The distributorship’s fresh produce accounts for 35% of its business, while the locally grown segment is 5%, according to King, who said he would definitely grow this category.
Corcoran said the local farmers market initiative, coupled with its new Great Restaurants of New York program, shows the distributorship is generating local awareness and driving consumers to neighborhood restaurants.
“All of our independents are feeling the challenges of the rising food costs and, without a doubt, they need to join the local craze to bring in business. At a time when ‘stay-cations’ are becoming more popular, we are trying to send the ‘stay-cationers’ to local restaurants,” Corcoran elaborated. “It is so very important that the consumer recognizes that these local restaurants support local communities, local farmers and local distributors, and by visiting these restaurants they play an important role in preserving the unique local flair of Long Island.”
With a wide range of participating farms, many of which grow produce exclusively for the industry, the distributorship will be able to offer fresh produce every Wednesday to Saturday until Halloween, King said. Corcoran said the market, which is open to consumers, offers its customers the ability to acquire produce that is at its peak ripeness.
“We waited until June 25 because we wanted the first crops to be ready. Now we have three booths from Long Island and three from New Jersey. By July 25 we’ll have 25 from Long Island and five from New Jersey,” he said.
Corcoran added, “The best time to eat produce is when it’s in season. We want to make chefs aware that locally grown tomatoes are bursting with flavor this week and that’s what they should have on their menus. Most chefs are recognizing that.”
J. Kings, which is a member of IFDA, UniPro Foodservice, Tailor Made Distribution and Pro*Act, is offering its customers additional benefits of procuring from local farmers market, one of which is food safety assurances. King and Corcoran pointed out that while tomatoes are still stigmatized because of the recent Salmonella contamination, they could assure their operators that the tomatoes that they’re offering are safe.
| “Our local initiative will help us deal with high food and fuel costs.” – John King | The reason is that they demand that the farmers that are participating in the program comply with good agricultural practices and have provided the distributorship with the appropriate documents. Eight farmers were denied access to the market because they lacked food-safety compliance paperwork.
“We require that our farms are compliant with food-safety procedures. If they don’t submit proof, we don’t do business with them. We can’t take the risk,” Corcoran said.
King noted that while others in the industry are struggling with sourcing questions, he isn’t because he knows exactly where the tomatoes that he’s providing came from. The food-safety guidelines that the distributorship is using were prepared by Michael Jantschke, food safety director with Pro*Act.

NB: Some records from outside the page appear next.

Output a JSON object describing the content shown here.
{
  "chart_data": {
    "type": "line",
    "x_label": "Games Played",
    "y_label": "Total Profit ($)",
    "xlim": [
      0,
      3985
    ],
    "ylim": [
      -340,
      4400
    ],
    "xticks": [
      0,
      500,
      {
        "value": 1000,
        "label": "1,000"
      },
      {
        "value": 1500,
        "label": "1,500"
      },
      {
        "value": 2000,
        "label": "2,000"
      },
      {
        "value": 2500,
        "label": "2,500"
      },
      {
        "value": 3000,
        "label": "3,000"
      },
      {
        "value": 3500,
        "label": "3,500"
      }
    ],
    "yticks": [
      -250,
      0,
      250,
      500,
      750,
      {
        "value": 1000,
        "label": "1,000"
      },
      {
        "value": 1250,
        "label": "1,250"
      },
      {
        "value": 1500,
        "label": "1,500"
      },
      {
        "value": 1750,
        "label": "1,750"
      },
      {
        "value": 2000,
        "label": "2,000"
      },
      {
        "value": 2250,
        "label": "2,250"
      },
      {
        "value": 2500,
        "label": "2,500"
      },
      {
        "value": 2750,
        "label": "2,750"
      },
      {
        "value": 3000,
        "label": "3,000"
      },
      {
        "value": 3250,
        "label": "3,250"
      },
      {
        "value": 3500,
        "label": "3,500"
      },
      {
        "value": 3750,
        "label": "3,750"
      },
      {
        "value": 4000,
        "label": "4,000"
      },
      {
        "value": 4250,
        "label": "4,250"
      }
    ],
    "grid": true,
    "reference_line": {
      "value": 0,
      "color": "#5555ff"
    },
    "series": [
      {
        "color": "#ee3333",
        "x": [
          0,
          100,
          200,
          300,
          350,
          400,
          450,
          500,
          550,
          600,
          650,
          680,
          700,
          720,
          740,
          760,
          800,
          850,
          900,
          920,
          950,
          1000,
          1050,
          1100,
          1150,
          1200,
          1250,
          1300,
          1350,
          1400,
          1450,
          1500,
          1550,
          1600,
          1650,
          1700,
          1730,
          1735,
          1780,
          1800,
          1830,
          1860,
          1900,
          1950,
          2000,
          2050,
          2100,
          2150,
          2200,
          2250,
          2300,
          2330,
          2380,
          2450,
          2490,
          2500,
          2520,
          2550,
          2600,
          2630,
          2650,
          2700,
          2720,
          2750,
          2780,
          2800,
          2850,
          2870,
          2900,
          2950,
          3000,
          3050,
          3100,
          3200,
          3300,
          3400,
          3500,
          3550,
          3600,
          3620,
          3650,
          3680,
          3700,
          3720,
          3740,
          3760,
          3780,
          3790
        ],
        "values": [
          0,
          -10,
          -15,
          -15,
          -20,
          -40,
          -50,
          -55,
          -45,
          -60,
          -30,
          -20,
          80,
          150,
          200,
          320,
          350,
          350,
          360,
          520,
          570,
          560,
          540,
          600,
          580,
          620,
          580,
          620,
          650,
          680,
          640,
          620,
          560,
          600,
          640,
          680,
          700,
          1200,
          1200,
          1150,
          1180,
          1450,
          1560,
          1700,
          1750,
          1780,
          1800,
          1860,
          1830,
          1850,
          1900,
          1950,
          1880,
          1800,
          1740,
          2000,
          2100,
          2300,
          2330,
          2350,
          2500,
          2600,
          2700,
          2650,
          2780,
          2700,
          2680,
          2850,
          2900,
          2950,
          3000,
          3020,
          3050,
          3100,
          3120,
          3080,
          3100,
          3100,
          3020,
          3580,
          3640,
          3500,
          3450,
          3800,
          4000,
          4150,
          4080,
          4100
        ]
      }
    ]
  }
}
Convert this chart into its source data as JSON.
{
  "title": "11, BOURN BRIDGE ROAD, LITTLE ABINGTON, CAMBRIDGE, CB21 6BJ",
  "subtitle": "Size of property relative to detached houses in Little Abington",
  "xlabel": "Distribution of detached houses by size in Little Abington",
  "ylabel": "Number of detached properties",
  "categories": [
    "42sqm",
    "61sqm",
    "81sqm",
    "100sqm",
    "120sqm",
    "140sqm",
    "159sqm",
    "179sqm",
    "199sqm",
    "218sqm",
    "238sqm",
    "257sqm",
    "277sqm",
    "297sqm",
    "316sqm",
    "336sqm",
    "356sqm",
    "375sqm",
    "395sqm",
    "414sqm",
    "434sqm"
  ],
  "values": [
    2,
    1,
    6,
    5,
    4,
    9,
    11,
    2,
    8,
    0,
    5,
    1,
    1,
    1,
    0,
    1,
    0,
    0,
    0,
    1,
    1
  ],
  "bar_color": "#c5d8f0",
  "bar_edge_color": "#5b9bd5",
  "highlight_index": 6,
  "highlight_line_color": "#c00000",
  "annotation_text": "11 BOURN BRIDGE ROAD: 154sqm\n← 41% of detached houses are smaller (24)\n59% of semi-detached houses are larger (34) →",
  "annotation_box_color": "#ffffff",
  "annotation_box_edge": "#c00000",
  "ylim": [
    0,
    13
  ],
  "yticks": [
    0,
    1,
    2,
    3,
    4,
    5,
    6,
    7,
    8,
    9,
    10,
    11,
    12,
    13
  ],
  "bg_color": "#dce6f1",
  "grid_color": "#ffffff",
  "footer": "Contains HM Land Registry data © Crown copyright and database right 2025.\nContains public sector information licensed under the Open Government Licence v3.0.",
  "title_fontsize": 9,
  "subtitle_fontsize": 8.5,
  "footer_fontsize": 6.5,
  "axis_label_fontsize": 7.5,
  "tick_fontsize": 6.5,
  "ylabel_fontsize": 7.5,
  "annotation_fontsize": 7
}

“Anybody who buys them from us knows that they’re safe and they can tell their patrons who ask about the Salmonella outbreak and they’re offering safe Long Island beefsteak tomatoes,” he said.
Finally, the distributorship is offering its customers the potential of future cost savings.
“When we pick up produce from local farmers, we’re backhauling it to our distribution center from a delivery to an operator. As a result we don’t have $6-7 of freight charges per case built in as do products from California, which today are still more competitively priced due to volume. However, there may be a time when fresh and local may be less expensive than California. Our local initiative will help us deal with high food and fuel costs,” King said.
Corcoran said operators can take advantage of information about local farmers that is on its website and reposition it on their menus so their patrons can learn about the source of produce on the menu.